Texto: Raphael Cerqueira Silva 

Foto: acervo do autor 

sábado, 4 de maio de 2024

Madonna in Rio

 

 

        A Rainha do pop está entre nós. Ou melhor, em terras brasilis, desfrutando a brisa que assanha os cabelos das meninas e o corpo dos rapazes que circulam e mergulham e se bronzeiam em Copacabana.

        Ai de ti Copacabana, não serás mais a mesma depois da passagem de Madonna.

        Assim como não deve ter sido a mesma depois que por ali passei, fotografando cada ladrilho do calçadão, cada folha de coqueiro, cada prédio, cada bandeira a tremular sobre a areia.
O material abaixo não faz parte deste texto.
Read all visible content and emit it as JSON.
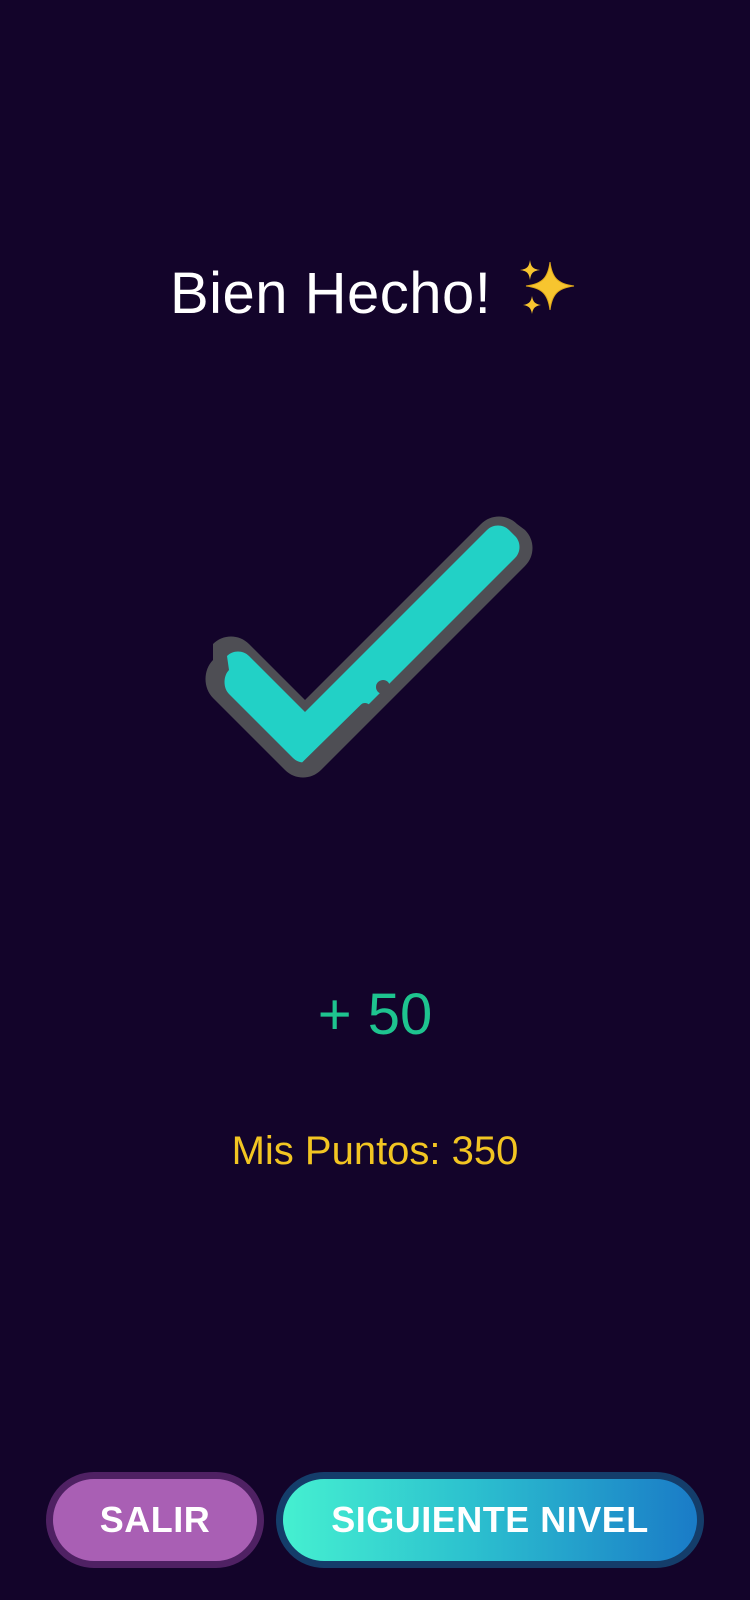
{
  "result": {
    "title": "Bien Hecho!",
    "title_icon": "sparkles-icon",
    "status_icon": "checkmark-icon",
    "points_gained": "+ 50",
    "my_points": "Mis Puntos: 350"
  },
  "actions": {
    "exit_label": "SALIR",
    "next_label": "SIGUIENTE NIVEL"
  },
  "colors": {
    "background": "#13042a",
    "check_fill": "#22d1c6",
    "check_outline": "#4e4e54",
    "points_gain": "#1ec48f",
    "my_points": "#f2c522",
    "exit_button": "#a95fb4",
    "next_button_start": "#45f0d0",
    "next_button_end": "#1a7bc7"
  }
}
Inclusive, a bandeira nacional, fincada no topo do Copacabana Palace, onde a diva americana está hospedada.

        Uma colega de ofício, que não é diva nem rainha, muito pelo contrário, disse certa vez: “Um dia, vou me hospedar lá”. Suspendi a redação do alvará, perguntei “lá em Copacabana?”. Ela tomou como ironia, franziu o cenho, retrucou: “Claro que não. No Copacabana Palace. Você vai ver as fotos, porque vou fazer questã de postar”. Tempos depois, vi: fotos pavorosamente mal feitas, dela e do marido, ambos forçando um sorriso na beira da piscina do hotel. Na repartição, o povo quis saber: será que o casamento dura o tempo das parcelas do cartão? À boca pequena, se comentou que, além de ter gasto os tubos com a festa do casório, ela pagou o dobro e mais um pouco para se hospedar por uma noite apenas no Copa... Eu, discípulo de São Tomé, até hoje não pus fé naquelas fotos.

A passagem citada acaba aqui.